Un médicament à base de cuivre élimine les protéines toxiques d'Alzheimer chez la souris

Un nouveau composé à base d'ions cuivre développé par des chercheurs de l'Académie chinoise des sciences a éliminé les plaques d'amyloïde-bêta et les protéines tau hyperphosphorylées caractéristiques de la maladie d'Alzheimer dans des cerveaux de souris, et restauré la mémoire à un niveau proche de celui de témoins en bonne santé. Les résultats sont parus dans le Journal of the American Chemical Society.
L'équipe, dirigée par le Pr Wang Xin, a conçu un transporteur cuivre-peptide capable de franchir la barrière hémato-encéphalique. L'ion cuivre contribue à rompre les liaisons entre les fibrilles d'amyloïde-bêta ; le même composé réduit également la phosphorylation anormale des protéines tau. Après huit semaines de traitement, les souris ont obtenu environ 92 % de la performance des témoins aux tests de mémoire standards.

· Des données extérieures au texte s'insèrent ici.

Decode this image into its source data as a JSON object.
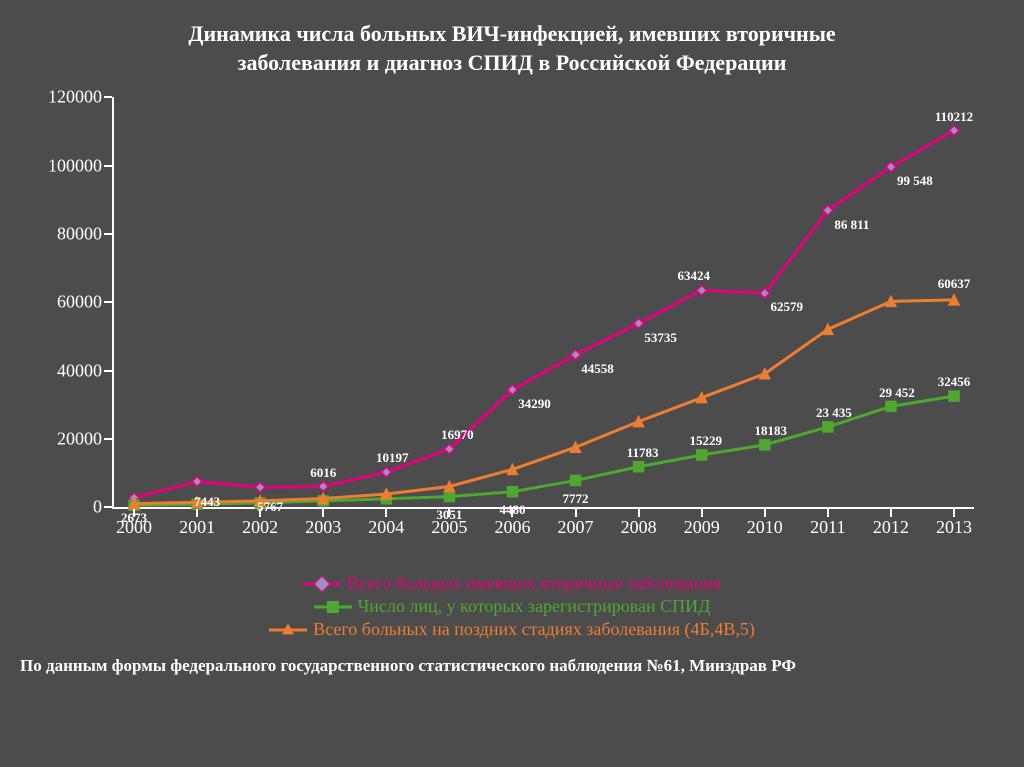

À la différence des approches classiques de chélation, l'équipe ne cherche pas à retirer le cuivre du cerveau mais à l'équilibrer. Un excès de cuivre cérébral peut être toxique, mais le cuivre en quantités traces est nécessaire au fonctionnement synaptique normal. Le nouveau transporteur peptidique préserve l'homéostasie du cuivre.
La maladie d'Alzheimer est la cause la plus fréquente de démence dans le monde, touchant environ 55 millions de personnes. La FDA américaine a approuvé le lecanemab en 2023 et le donanemab en 2024, mais le débat se poursuit sur leur efficacité et leur profil de sécurité. La nouvelle étude pointe vers un mécanisme chimique différent.
Les travaux antérieurs sur le rôle du cuivre dans Alzheimer s'étaient surtout intéressés à sa contribution à la maladie. Cette étude suggère qu'avec le bon contexte moléculaire, le cuivre peut aussi devenir un outil thérapeutique. La conception du composé oriente le cuivre vers les agrégats d'amyloïde sans le libérer dans le cerveau.
Le Dr Bruce Miller, neurologue à Berkeley, non impliqué dans l'étude, qualifie les résultats de « prometteurs, mais encore au stade murin ». Il rappelle l'écart important entre cerveau de souris et cerveau humain et estime qu'il faudra au moins deux ans de plus de travaux de sécurité et de dose. Miller souligne que beaucoup d'approches non-anticorps ont échoué au stade des essais humains.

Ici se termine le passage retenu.